The Economic Policy Institute’s CPS extracts contain microdata from the Current Population Survey, including variables on earnings, hours, demographics, and union status. These extracts are maintained by EPI and distributed through the epiextractr R package.

Researchers can load ORG, Basic Monthly, March, and May supplement files. All columns are selected by default, but users can specify a subset of variables for faster loading and lower memory use.

Bullet lists

Key variables in the CPS ORG extracts:

  • year and month — survey reference period
  • wage — hourly wage (set to hourly earnings for hourly workers, usual weekly earnings divided by usual hours for non-hourly workers)
  • orgwgt — CPS ORG supplement weight
  • female — indicator for gender
  • wbhao — race/ethnicity (white, Black, Hispanic, Asian, other)
  • union — union membership status

Steps for a typical analysis:

  1. Download the extracts with download_cps()
  2. Load the data with load_org() or load_cps()
  3. Filter to the relevant sample
  4. Calculate weighted statistics using the survey weights

Nested list

  • CPS supplements
    • ORG (Outgoing Rotation Group)
    • Basic Monthly
    • March (ASEC)
    • May
  • Common analyses
    • Wage percentiles
    • Employment-to-population ratios
    • Union wage premiums

Numbered list with detail

  1. Load data. Use load_org() to read the ORG supplement for selected years. Specify only the variables you need to keep memory use low.

  2. Filter the sample. Drop observations with zero or missing weights. Restrict to wage earners if estimating the wage distribution.

  3. Calculate estimates. Use weighted.mean() or Hmisc::wtd.quantile() with the appropriate survey weight.

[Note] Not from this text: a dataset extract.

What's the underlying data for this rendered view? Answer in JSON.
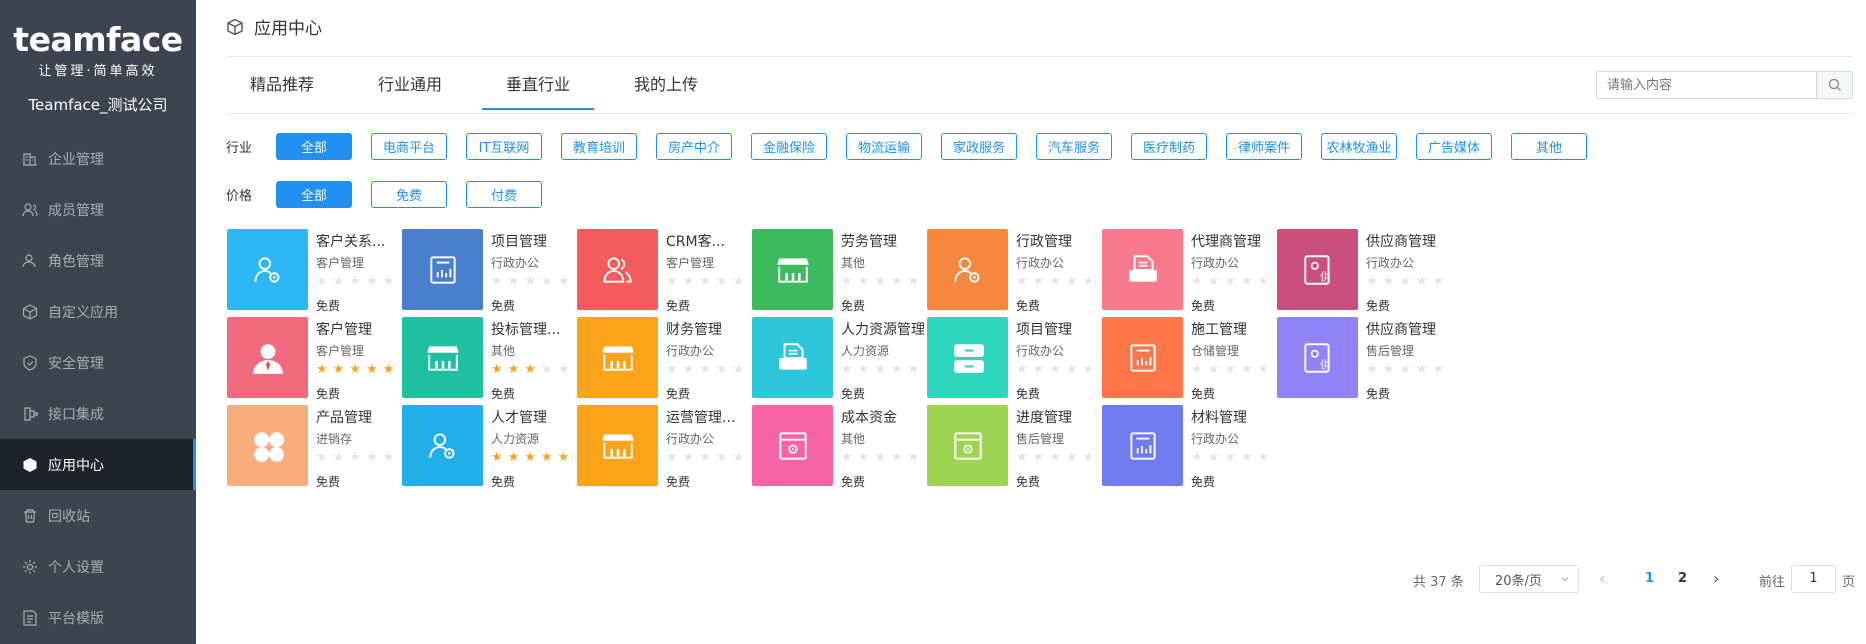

Group by year, demographics, or other characteristics as needed.

Code

Load a selection of years and variables from the CPS ORG extracts:

library(epiextractr)
library(dplyr)

cps_org <- load_org(2019:2024, year, month, orgwgt, female, wbhao, wage)

Calculate median wages by year:

cps_org |>
  filter(orgwgt > 0, !is.na(wage)) |>
  summarize(
    median_wage = Hmisc::wtd.quantile(wage, orgwgt, probs = 0.5),
    .by = year
  )

Calculate employment-to-population ratios by race/ethnicity using Basic Monthly data:

load_cps("basic", 2010:2024, year, basicwgt, wbhao, emp) |>
  filter(basicwgt > 0) |>
  summarize(
    epop = weighted.mean(emp, w = basicwgt),
    .by = c(year, wbhao)
  )

Use load_org_sample() for a small demonstration dataset that does not require downloading the full extracts. See the epiextractr documentation for details.